Materials and Methods
Animal Selection and Processing
Newsham barrows (Colorado Springs, CO; n = 48) were randomly selected from a group of pigs born indoors or outdoors that were weaned on the same day. Dams of pigs in the present study gestated indoors or outdoors. This birth environment refers to the system in which sows gestated and lactated and in which the pigs suckled. All pigs included in the study had a high health status and were porcine reproductive and respiratory syndrome negative. The production systems used in the present study were previously described in detail by Johnson et al. (2001)
. Littermates were weaned at 21 d and placed in one of the growing and finishing environments (indoors or outdoors). Pigs were allotted so that each pen comprised animals of similar average weaning weights.

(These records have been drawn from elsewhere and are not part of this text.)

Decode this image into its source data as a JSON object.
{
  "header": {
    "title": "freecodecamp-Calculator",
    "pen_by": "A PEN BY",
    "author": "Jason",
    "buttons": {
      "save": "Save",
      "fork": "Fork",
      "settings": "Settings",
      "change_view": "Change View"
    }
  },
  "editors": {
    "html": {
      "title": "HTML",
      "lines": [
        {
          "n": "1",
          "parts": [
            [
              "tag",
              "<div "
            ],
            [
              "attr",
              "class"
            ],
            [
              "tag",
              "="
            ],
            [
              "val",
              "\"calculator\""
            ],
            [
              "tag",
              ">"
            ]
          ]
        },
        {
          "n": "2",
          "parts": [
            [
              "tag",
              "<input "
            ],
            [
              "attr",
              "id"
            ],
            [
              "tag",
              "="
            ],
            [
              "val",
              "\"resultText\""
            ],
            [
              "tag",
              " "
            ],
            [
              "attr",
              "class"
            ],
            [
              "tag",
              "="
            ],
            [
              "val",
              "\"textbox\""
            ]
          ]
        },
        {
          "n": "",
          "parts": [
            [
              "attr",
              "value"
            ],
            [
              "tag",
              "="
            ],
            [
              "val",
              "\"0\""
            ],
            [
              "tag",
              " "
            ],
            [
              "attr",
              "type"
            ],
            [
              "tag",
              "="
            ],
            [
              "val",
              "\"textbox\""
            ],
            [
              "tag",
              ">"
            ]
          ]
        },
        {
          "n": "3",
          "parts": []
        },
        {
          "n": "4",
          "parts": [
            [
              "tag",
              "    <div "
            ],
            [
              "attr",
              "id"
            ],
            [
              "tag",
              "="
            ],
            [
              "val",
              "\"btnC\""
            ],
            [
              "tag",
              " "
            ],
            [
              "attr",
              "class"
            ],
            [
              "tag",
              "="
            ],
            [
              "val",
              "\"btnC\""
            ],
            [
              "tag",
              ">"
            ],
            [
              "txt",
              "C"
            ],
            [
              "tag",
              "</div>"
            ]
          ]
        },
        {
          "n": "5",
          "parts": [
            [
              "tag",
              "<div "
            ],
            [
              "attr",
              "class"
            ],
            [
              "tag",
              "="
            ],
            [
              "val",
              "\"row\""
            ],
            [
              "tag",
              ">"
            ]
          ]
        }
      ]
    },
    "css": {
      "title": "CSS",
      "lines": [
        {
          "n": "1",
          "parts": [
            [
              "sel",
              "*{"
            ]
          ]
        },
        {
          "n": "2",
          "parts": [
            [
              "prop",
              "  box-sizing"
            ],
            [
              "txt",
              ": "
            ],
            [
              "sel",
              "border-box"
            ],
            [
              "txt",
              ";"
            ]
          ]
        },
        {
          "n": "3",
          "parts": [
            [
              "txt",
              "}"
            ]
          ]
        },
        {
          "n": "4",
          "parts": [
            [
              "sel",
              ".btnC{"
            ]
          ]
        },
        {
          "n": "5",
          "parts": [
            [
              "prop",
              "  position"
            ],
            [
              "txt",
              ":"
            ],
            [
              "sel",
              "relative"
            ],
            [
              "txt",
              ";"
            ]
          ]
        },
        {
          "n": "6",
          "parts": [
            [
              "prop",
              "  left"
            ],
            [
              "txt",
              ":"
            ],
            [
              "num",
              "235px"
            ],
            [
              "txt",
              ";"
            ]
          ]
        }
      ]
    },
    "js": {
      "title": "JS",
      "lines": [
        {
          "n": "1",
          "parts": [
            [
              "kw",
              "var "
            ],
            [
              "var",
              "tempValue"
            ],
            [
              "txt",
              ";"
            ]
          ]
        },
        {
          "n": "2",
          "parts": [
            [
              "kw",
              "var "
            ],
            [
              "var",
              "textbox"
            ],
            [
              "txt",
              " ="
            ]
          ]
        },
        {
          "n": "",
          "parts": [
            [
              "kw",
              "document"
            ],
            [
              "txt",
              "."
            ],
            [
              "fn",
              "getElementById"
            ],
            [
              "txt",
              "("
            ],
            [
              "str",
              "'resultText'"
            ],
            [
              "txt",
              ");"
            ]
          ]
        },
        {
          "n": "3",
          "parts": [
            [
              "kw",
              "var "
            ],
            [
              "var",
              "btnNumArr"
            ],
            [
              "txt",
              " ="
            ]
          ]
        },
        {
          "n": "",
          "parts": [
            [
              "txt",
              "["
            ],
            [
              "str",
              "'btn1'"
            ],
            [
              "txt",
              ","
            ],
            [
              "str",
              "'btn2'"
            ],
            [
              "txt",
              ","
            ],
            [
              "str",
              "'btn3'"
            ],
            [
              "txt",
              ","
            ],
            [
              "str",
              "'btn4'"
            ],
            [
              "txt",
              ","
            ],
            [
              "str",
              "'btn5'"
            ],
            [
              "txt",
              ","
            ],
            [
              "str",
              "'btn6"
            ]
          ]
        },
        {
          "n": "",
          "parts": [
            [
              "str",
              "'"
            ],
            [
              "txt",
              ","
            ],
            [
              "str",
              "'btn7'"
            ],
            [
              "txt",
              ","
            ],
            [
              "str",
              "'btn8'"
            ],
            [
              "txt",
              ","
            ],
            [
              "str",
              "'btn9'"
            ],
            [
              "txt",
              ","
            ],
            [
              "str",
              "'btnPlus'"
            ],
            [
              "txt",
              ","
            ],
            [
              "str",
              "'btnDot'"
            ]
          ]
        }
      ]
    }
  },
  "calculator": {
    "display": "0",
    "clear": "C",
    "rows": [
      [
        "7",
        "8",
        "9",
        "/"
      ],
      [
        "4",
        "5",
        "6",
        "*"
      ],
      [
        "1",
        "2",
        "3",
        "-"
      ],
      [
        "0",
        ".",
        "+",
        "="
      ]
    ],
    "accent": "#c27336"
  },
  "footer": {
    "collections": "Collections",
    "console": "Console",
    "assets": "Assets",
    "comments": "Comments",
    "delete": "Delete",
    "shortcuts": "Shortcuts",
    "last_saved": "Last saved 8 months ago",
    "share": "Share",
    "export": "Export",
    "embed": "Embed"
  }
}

Pigs were placed in one of two finishing environments: indoors on concrete slatted flooring (1.2 m2/pig) or outdoors on an alfalfa pasture (212 m2/pig and this finishing system was described by Gentry et al., 2002b
). For the performance measures, four pens per finishing environment were used and six barrows were placed in each pen. Each pen consisted of three indoor-born and three outdoor-born pigs. All pens were equipped with a single three-hole feeder and a nipple waterer. Animals were afforded ad libitum access to a milo-soybean meal diet (starter: 43% milo, 26% SBM; finisher: 71% milo, 22% SBM, as-fed basis) that met, or exceeded, nutrient requirements (NRC, 1998
). Feed disappearance (per pen) was measured throughout the experiment. Pigs were fed a starter ration up to 20 kg and then fed a series of five finishing diets. Feed and water were located on opposite ends of the long pens for the outdoor group, and pigs and feeders were weighed at weaning and 28, 56, 112, and 140 d postweaning on a common scale (Toledo Honest Weight 169371, Mettler Toledo, Inc., Columbus, OH). Animals were housed in accordance with the Guide for the Care and Use of Agriculture Animals in Agricultural Research and Teaching (FASS, 1999
), and the Texas Tech University Animal Care and Use Committee approved the project.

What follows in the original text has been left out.